Finding new drink recipes is not difficult, there are apps, web sites, as well as books new and old, even the first book of cocktail recipes is available online, Jerry Thomas’ “How to Mix Drinks or The Bon Vivant’s Companion”. Finding the ingredients, some exotic, some just out of fashion. Until I decided to offer Champagne Cocktails for Thanksgiving I had not seen a sugar cube since Mom and Dad gave me a pony for Christmas.* The whiskeys, gins, vodkas, tequilas, and rums are easy to find and I found a website called Proof66 .com that helped me find quality ingredients that I could afford as well as learn what I could substitute and create something acceptable if not exactly the same.

I have learned a lot from investigating the history of cocktails. Remember the first time you saw Rocky drink a glass of raw eggs? That is how I felt when I learned that raw egg, sometimes just egg white, was a popular ingredient in drinks. Of course I had to try it, just like I did when I first saw Rocky. As you would expect separating an egg, the white from the yoke, is harder than simply breaking one into a glass. Drinks, like politics and fashion have fads and cycles. In the 1950s and 60s it was Tiki drinks, the 60s and 70s featured orange juice in almost everything. Today it is artisanal bases, local, small distillery whiskeys and all the rest along with drinks low or free of alcohol. Which is why I have tried to have a bottle of both sparkling wine and sparkling grape juice available whenever the family sits down for dinner.

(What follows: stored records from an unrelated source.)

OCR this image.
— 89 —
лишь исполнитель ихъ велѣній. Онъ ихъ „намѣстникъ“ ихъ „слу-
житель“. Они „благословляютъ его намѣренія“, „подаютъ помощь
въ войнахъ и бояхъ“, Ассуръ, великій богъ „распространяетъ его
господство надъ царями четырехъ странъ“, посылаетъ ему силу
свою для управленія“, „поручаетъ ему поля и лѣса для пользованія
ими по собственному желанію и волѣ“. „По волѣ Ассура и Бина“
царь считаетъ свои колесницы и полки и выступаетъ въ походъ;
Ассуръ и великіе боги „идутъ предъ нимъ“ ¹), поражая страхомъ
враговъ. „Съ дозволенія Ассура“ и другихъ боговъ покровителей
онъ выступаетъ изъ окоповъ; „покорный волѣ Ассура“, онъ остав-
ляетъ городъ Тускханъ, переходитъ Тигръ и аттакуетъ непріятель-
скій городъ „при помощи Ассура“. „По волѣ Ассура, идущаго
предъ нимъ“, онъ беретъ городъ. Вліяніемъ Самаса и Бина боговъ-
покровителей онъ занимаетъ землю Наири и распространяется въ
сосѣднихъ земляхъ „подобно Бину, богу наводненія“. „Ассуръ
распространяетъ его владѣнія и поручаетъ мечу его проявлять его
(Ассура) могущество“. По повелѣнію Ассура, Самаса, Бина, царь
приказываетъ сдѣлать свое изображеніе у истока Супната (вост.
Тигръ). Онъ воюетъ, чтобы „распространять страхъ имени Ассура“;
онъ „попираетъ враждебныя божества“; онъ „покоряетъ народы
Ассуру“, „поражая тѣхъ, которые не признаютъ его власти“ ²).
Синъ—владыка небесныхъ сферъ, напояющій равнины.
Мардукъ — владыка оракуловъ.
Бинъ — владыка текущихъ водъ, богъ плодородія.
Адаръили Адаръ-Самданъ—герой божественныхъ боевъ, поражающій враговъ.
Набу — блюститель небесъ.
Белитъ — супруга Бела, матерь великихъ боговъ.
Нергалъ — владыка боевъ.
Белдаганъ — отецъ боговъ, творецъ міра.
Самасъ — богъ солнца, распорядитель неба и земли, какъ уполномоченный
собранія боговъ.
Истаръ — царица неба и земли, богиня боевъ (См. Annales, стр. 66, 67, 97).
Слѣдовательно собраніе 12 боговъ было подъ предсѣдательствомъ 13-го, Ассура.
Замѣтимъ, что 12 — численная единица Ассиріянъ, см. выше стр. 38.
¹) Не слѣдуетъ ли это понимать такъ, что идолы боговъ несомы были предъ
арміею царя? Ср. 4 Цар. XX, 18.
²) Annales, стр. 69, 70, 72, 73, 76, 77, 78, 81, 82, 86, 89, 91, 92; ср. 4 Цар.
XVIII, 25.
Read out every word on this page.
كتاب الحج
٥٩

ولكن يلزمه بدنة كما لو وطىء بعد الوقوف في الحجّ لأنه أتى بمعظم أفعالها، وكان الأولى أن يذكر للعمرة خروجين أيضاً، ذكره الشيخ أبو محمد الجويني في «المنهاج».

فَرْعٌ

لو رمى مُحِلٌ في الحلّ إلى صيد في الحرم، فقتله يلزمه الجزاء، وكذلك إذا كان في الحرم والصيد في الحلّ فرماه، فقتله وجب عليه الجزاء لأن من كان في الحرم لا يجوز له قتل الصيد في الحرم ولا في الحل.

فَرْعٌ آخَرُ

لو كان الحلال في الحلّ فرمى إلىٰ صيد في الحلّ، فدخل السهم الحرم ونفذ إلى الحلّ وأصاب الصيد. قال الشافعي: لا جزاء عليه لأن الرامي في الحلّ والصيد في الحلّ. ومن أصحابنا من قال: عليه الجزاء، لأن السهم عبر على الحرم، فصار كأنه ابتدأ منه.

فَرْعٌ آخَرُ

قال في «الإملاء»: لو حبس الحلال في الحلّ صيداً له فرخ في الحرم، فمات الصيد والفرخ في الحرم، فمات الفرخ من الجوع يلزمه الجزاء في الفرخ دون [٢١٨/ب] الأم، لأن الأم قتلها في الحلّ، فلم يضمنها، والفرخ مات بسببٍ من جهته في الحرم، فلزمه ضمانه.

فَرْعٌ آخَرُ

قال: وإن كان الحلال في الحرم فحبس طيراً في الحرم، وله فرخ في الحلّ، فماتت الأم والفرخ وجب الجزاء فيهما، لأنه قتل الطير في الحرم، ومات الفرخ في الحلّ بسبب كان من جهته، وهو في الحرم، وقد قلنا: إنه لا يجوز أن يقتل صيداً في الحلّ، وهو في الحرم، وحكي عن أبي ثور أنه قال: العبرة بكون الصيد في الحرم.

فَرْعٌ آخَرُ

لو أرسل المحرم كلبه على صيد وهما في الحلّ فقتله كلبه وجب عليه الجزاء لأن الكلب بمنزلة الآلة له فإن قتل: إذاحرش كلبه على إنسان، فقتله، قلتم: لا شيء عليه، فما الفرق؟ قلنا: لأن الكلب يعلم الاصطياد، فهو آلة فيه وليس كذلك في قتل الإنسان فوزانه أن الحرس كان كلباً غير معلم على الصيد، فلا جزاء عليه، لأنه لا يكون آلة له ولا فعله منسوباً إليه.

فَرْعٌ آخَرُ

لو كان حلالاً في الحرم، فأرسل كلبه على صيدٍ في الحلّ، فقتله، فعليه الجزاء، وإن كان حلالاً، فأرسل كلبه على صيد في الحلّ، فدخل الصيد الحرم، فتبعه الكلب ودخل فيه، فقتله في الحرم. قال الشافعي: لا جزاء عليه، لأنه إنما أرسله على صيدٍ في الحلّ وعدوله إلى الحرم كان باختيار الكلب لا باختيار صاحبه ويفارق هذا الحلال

Which brings me to the younger members of the family. The four year old boy is happy to be included with a Roy Rogers or Shirley Temple in a glass served in a glass rimmed with red and green sugar sprinkles. The teenage girls have been getting low and no alcohol versions of champagne cocktails. One she really liked she calls the blue drink. It started as something called “Deep Blue”, a ½ ounce of Blue Curacao, 2 ounces of vodka and topping the glass off with champagne. I just eliminated the vodka and topped the glass of with sparkling grape juice which left about the same alcohol as in a ¼ ounce of whiskey or ⅓ of a bottle of beer. My one bottle of sparkling grape juice was finished off on Christmas Eve so when she asked for her “Blue Drink” on Christmas Day I told her I could only make it with real sparkling wine (even with her mom’s okay I was not going to put the vodka in it). Sh said that since she was now 16 years old she could have the wine, her mom agreed. By the end of the glass she was giggling quite at anything. I am happy to say she cut herself off. I hope that this exposure to alcohol is taking away its mystery and that if someone ever slips something else into her drink she will recognize it soon enough to get help. Such are the worries when you have young girls in a college town.

*Ponies are the meanest, trickiest, nastiest animals on the planet. If you want a child to grow up to be mean and ruthless give them a pony.